Вообще-то, никакой он был не Палкин, а Паша Вторушин,
и раньше работал на центральной станции в бригаде «психов», то есть
психотерапевтов, выезжавших на всяческие нервные патологии. А там, конечно,
своя, особая специфика работы. Приходится порою и силу применять, буквально на
пинках «вынося» больного в карету. И некий нервный субъект однажды так обиделся
на Пашин чрезмерно фамильярный тычок, что набросился на него и изодрал в кровь
лицо, а также влепил чувствительный удар в нижнюю часть тела. Паше даже на
больничном пришлось какое-то время провести! И тогда он завел себе резиновую
милицейскую дубинку. Просто так, на всякий случай. Однако ему настрого
запрещалось брать ее в квартиры к больным, и палка просто лежала себе под
носилками в салоне «Скорой». Иногда Паша даже забывал ее забирать домой, и палка
так и путешествовала с разными сменами, сделавшись чем-то вроде театрального
реквизита. Но, как говорится, если ружье на сцене висит, значит, оно непременно
должно выстрелить… Настала и палкина очередь. Как-то раз нарк, выведенный из
комы, чрезмерно возбудился и врезал фельдшеру в глаз. Не говоря ни слова, Паша
выбежал из квартиры, спустился к машине, достал из-под сиденья залежавшийся
реквизит и, воротясь, несколько раз ударно врезал нарку. Все так же молча и
деловито, как исполнял любую работу. В результате нарка снова пришлось выводить
из комы, а Паша, переведенный с центральной станции в районную, отныне звался
только Палкиным. Впрочем, бог с ним, его частная жизнь в данном случае особой
роли не играет.
Николай сначала отнекивался, отмахивался от
дяди-Сашиного любопытства, а потом сам увлекся воспоминаниями, потому что такая
история, в какую он попал ночью, случается далеко не с каждым.

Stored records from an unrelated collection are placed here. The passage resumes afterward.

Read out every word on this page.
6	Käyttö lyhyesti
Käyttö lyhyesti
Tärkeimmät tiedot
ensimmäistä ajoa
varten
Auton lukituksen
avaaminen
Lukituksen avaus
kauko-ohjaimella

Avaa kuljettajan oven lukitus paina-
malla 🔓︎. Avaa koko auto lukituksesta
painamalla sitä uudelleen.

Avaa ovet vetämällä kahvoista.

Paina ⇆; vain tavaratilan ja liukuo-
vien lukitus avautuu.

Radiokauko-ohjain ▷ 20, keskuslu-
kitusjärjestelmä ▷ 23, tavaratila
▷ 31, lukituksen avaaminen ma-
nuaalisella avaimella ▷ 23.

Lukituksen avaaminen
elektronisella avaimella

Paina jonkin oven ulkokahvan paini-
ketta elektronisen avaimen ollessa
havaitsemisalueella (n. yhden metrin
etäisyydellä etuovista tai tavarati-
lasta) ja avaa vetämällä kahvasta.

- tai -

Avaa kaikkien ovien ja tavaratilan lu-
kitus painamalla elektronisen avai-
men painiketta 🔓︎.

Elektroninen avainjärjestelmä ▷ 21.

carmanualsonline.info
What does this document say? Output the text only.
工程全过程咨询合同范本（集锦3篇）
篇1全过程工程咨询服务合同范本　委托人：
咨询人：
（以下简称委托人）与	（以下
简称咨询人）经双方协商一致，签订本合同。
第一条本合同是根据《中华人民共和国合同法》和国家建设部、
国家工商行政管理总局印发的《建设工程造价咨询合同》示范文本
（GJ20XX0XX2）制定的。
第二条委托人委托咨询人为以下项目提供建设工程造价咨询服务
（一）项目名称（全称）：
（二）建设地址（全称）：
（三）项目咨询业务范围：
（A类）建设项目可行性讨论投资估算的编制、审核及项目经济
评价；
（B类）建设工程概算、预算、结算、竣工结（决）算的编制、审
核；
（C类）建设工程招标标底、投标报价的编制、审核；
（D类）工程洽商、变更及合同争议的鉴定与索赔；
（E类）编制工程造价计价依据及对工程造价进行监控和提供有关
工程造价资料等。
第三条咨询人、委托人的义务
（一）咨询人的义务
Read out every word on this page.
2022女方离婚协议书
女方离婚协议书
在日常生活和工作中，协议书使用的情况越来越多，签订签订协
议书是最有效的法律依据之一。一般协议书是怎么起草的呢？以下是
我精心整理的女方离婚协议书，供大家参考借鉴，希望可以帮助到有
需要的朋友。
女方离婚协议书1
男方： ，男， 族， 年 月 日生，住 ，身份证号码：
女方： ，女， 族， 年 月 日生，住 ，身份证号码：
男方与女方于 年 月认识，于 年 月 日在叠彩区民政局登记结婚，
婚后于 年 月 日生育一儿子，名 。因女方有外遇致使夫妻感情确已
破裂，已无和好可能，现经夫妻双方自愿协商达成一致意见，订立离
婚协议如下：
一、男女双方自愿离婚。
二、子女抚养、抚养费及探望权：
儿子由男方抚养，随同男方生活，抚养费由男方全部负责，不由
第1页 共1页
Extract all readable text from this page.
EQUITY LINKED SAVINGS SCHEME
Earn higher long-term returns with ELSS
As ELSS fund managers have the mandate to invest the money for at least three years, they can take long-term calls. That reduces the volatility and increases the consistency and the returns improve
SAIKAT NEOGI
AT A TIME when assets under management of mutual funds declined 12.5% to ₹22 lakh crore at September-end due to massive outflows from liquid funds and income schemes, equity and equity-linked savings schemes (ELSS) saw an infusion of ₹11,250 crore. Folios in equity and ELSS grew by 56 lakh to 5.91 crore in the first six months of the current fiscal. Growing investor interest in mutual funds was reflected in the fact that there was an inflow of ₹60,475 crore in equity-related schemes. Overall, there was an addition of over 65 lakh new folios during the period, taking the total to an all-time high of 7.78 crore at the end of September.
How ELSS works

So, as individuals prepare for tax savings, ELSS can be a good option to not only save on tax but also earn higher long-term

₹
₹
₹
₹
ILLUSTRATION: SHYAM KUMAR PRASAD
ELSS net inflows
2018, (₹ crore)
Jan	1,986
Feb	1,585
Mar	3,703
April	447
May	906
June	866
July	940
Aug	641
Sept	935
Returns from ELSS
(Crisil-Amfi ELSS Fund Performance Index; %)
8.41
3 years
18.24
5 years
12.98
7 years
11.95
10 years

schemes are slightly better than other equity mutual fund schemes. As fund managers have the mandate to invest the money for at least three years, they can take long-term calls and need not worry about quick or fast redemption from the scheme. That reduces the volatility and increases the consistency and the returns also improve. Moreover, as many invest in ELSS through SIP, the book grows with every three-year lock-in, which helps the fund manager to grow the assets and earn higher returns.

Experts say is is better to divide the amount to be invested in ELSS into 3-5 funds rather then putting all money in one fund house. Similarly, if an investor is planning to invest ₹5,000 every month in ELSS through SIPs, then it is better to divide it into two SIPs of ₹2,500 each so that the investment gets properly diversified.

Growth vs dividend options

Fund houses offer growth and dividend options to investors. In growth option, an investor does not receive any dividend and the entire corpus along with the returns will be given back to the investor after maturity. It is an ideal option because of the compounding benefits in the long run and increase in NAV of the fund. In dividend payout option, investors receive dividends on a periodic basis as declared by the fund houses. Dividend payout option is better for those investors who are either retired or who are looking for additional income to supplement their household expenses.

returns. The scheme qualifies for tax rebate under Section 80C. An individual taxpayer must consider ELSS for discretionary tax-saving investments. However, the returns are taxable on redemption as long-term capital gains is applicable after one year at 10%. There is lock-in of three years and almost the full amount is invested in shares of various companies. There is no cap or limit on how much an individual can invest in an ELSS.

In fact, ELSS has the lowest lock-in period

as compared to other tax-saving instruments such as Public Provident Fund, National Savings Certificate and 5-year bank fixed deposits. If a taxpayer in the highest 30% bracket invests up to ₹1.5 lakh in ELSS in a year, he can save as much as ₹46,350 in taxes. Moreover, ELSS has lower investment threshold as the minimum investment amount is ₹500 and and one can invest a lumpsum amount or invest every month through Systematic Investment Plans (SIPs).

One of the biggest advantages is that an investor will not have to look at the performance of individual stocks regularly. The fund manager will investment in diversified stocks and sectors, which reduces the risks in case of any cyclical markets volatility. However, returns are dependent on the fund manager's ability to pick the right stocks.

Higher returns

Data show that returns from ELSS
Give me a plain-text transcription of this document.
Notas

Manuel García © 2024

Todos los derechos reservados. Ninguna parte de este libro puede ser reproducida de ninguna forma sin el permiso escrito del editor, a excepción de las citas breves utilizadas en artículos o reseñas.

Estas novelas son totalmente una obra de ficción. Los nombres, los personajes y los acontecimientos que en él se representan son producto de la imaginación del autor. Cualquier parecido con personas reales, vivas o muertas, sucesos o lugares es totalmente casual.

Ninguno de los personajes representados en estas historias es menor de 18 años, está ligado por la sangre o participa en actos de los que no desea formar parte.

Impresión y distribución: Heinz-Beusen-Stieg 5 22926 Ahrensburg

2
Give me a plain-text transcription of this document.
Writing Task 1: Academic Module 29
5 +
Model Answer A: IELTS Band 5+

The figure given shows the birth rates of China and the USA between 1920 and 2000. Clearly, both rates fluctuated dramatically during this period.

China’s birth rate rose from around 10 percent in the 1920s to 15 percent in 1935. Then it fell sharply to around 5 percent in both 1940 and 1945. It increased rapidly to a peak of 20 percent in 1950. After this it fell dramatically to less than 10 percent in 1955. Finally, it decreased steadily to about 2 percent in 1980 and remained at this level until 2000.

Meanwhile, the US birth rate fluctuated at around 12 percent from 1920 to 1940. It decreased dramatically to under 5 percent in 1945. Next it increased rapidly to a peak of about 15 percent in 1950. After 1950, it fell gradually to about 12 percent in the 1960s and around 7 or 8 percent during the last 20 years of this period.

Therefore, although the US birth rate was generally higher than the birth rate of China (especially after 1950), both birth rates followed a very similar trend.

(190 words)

Родик Печерский являлся отнюдь не святым
мучеником или божиим угодником, как можно было предположить по его прозвищу. Оно
проистекало оттого, что Родик был первым авторитетом в Верхних Печерах –
огромном районе! – и считался одним из криминальных отцов города. Отмотав
на нарах в общей сложности такое количество лет, что иные человеческие жизни
короче, он теперь по мере сил старался соблюдать корректные отношения с
законом. Это ценилось блюстителями оного, тем более что за Родиком стояли
слишком серьезные авторитеты, чтобы с ними не считаться. Но, как говорится,
силен бес: и горами качает, а уж людьми, что вениками, трясет. И не иначе как
по наущению этого самого беса задержал Родика молоденький инспектор ГИБДД за
незначительное дорожно-транспортное происшествие: джип Печерского маленько не
поделил перекресток с черной «Волгой».